S’il faut bien reconnaître une qualité à Brett Ratner, c’est son flair. En revisitant le premier volume des aventures d’Hannibal le cannibale, avec un casting de premier plan et un budget colossal ($78 millions), le réalisateur s’offre une pièce de choix. Non seulement il met en scène la capture de Lecter, mais également la montée en puissance d’un autre génie du mal, incarné par Voldemort lui-même – Ralph Fiennes (il fera son entrée, trois ans plus tard, dans Harry Potter et La coupe de feu, quatrième volet de la série). Edward Norton trouve ici un rôle à la mesure de sa réputation, puisqu’il incarne le seul agent ayant connu Hannibal Lecter aussi bien en liberté que derrière les barreaux. On retrouve ainsi un rapport similaire à la relation du docteur avec l’agent Starling dans le premier film. Au bout du compte, à part quelques facilités, le film tient remarquablement ses promesses, avec une construction habile et quelques belles surprises. Pour un énième film dans le même univers, c’est assez fort. On le sait maintenant, aucun film ne parviendra à dépasser le succès de l’original – mais était-ce jamais l’objectif de la production? Reste des films

Hannibal Lecter : Les origines du mal (2007)

Réalisé par Peter Webber (1h55, 2007). Avec Gaspard Ulliel, Gong Li, Rhys Ifans, Dominic West.

Gaspard Ulliel dans Hannibal Lecter: les origines du mal (2007)

Alors que l’on pensait le sujet totalement épuisé et la carrière cinématographique d’Hannibal Lecter terminée, l’auteur a écrit un ultime livre retraçant la jeunesse de son personnage. Il porte un regard bienveillant et curieux sur quelqu’un qui, avant de devenir le psychopathe le plus célèbre au monde, était peur-être un garçon comme les autres. En posant donc la question du déclenchement à la fois de la rage, mais aussi de la voracité inhumaine, l’auteur ouvre un chapître terrifiant de l’histoire de Lecter, où il n’a plus l’exclusivité de la cruauté. Alors qu’il a l’ascendant dans la plupart des situations dans les trois premiers films, on découvre un Lecter fragile, pas encore totalement affûté et affirmé.

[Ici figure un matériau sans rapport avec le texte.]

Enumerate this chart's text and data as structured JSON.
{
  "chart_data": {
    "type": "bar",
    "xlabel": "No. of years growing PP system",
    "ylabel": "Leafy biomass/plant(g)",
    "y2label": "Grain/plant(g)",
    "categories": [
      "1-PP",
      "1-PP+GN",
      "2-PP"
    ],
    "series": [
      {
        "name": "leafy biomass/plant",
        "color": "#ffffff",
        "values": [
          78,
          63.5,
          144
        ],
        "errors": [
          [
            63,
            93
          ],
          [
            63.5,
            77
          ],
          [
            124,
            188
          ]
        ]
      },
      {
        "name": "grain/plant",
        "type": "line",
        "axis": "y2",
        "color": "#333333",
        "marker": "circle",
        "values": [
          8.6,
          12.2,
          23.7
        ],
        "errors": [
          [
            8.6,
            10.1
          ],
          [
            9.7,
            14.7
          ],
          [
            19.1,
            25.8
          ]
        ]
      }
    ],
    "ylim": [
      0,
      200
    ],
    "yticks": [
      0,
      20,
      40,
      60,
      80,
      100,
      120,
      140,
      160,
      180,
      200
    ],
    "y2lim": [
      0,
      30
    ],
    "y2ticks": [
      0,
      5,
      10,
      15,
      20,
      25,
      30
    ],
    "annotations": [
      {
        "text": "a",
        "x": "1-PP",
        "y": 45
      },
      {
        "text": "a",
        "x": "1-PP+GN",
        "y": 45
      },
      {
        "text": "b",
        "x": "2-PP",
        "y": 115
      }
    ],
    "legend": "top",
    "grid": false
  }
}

Pour l’adaptation au cinéma, les producteurs voient grand, en allouant un budget important au projet ($50 millions). Le sujet est alléchant. Il y a matière. S’agissant d’une origin story, a priori un one-shot, le risque est minime. Mais il est difficile d’imaginer un Hannibal Lecter sans Anthony Hopkins, les spectateurs réservent donc un accueil mitigé au film lors de sa sortie en salles ($82 millions de recettes dans le monde entier, dont seulement 27 aux États-Unis). C’est Gaspard Ulliel qui hérite du rôle-titre, une partition fabuleuse au milieu d’un casting magistral – on redécouvre notamment Rhys Ifans dans une performance remarquable, trait d’union entre Coup de foudre à Notting Hill (1999) et The Amazing Spiderman (2012); Lecter rencontre une femme (Gong Li), un inspecteur de police (Dominic West) et une bande de criminels de guerre (Kevin McKidd, Richard Brake, Stephen Walters et Ivan Marevich). Un thriller captivant, subtil et ambitieux dans un cadre qui n’a rien à voir avec les films précédents – avant de s’installer à Baltimore aux États-Unis (Dragon Rouge), puis de refaire sa vie en Italie (Hannibal), Lecter a passé son enfance en Lituanie. Une enfance perturbée par la Seconde Guerre mondiale…


Mads Mikkelsen dans Hannibal, la série (2013-2015)
Hannibal – la série (2013-2015)

Développée par Bryan Fuller pour la chaîne américaine NBC, la série Hannibal compte 39 épisodes de 43 minutes (3 saisons de 13 épisodes chacune). Le docteur Hannibal Lecter est incarné par Mads Mikkelsen, Will Graham par Hugh Dancy. Avec également Laurence Fishburne et Gillian Anderson.